Space. The infinite. Not just the infinite space, but the infinite possibilities.
It’s strange, I’m haven’t been the hugest fan of Sci-Fi reading – especially when compared with Fantasy Literature; I’ve often found it difficult to get over the overly technical writing style of a lot of it. Maybe I had a bad early experience and then wrote off way too much of it. In actuality the stuff I’ve attached to has been hugely affecting. Foundation lives in my bones – not the characters, but the concept. It’s attached the subtitle of “Decaying Empire” to my world-view lens, and now I feel like I can’t unsee it. Fnord.
Anyway, we went to see the new Bladerunner last night and I feel … well, no. 1 I feel a little tired because it’s a long movie and I didn’t then get to sleep ’till after 1am. But then I also feel “yay” for having escaped the house without children for a little while. And I feel like I scraped the rust off of some old emotional conduits of possibility and magic and future that had gone a little unused.
I found myself thinking this morning about creativity and how much I miss it, miss having vast swathes of open time to allow things to slowly mature and grow. Instead I’m subsistence farming out a Not Funny, Just True each week and barely even getting that out the door.
On that note, I know it’s Friday, but today’s link is not yet ready. In fact the morning’s time is cut far shorter than usual and I’m not even going to finish writing until after work this afternoon. I’ve just two more gulps of bitter invigorating coffee left to me, and even allowing that seems a little large of an indulgence given the numbered stressful tasks to getting everyone out the door.
So, saving this draft now for later.
Hi, it’s later.
Since we last spoke, I’ve worked a full day of teaching, drawn the outline of a picture, picked up children, done some shopping and hung out with the children a bit.

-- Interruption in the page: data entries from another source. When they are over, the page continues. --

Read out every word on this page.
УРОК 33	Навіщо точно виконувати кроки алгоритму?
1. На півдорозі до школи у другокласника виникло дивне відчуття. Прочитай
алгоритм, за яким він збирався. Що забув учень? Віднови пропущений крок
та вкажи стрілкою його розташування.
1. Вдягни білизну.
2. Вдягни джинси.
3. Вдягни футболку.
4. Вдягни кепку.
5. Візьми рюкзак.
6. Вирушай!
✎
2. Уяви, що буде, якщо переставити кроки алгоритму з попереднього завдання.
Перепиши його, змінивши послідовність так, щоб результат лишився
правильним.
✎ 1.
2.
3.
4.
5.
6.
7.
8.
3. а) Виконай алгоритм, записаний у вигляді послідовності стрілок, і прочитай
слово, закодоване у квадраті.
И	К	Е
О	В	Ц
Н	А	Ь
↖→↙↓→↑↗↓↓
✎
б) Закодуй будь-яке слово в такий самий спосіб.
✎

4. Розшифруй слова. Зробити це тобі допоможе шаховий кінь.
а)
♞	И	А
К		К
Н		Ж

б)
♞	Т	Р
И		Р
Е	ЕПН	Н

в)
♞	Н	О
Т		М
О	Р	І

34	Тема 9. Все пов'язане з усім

I don’t think we (me and G.) give ourselves credit for how much attention we do actually give to the boys. I guess because it’s often begrudged and I’m feeling like “but I want to be doing X right now, not fucking parenting or playing some godawful boring game”, so then we don’t count it. But there are actually a lot of small things we do right from time to time. Sometimes it’s something as small as sitting and holding them for 5-10 minutes while they watch their favourite show. Sometimes it can be even smaller and you only have to be physically present, because of the upfront time you’ve put in talking with them and doing the “deep” work.
Right now I’m sitting typing these words while the boys eat up their supper of sausages and garlic bread and watch My Little Pony. Barely 3 minutes passes without one of them needing some small bit of acknowledgement, attention or assistance (maybe we’re just rearing really needy children?), and usually that would bug the ever-living shite out of me, but tonight it’s fine. And because I’m fine with it, it feels like they’re actually being a lot less demanding than usual.
I’m often tired and peopled out by this time of the evening (as I’ve whined about at length before) and if we’re having an evening (like this one) where we’re not having a sit-down meal together I’ll often disappear off to my bedroom to read and eat snacks while the boys eat their meal. And then I’ll resent the fuck out of any interruptions they bring to my door.
But here I am tonight, a little prepared for their potential interruptions and demands for attention and they’re appearing less frequent. Maybe the kids get less needy when they sense that I’m actually present for them. Or maybe it’s my perceptions that get skewed when I’m irritated and feeling invaded.
I’m sure there’s a lesson in here, right?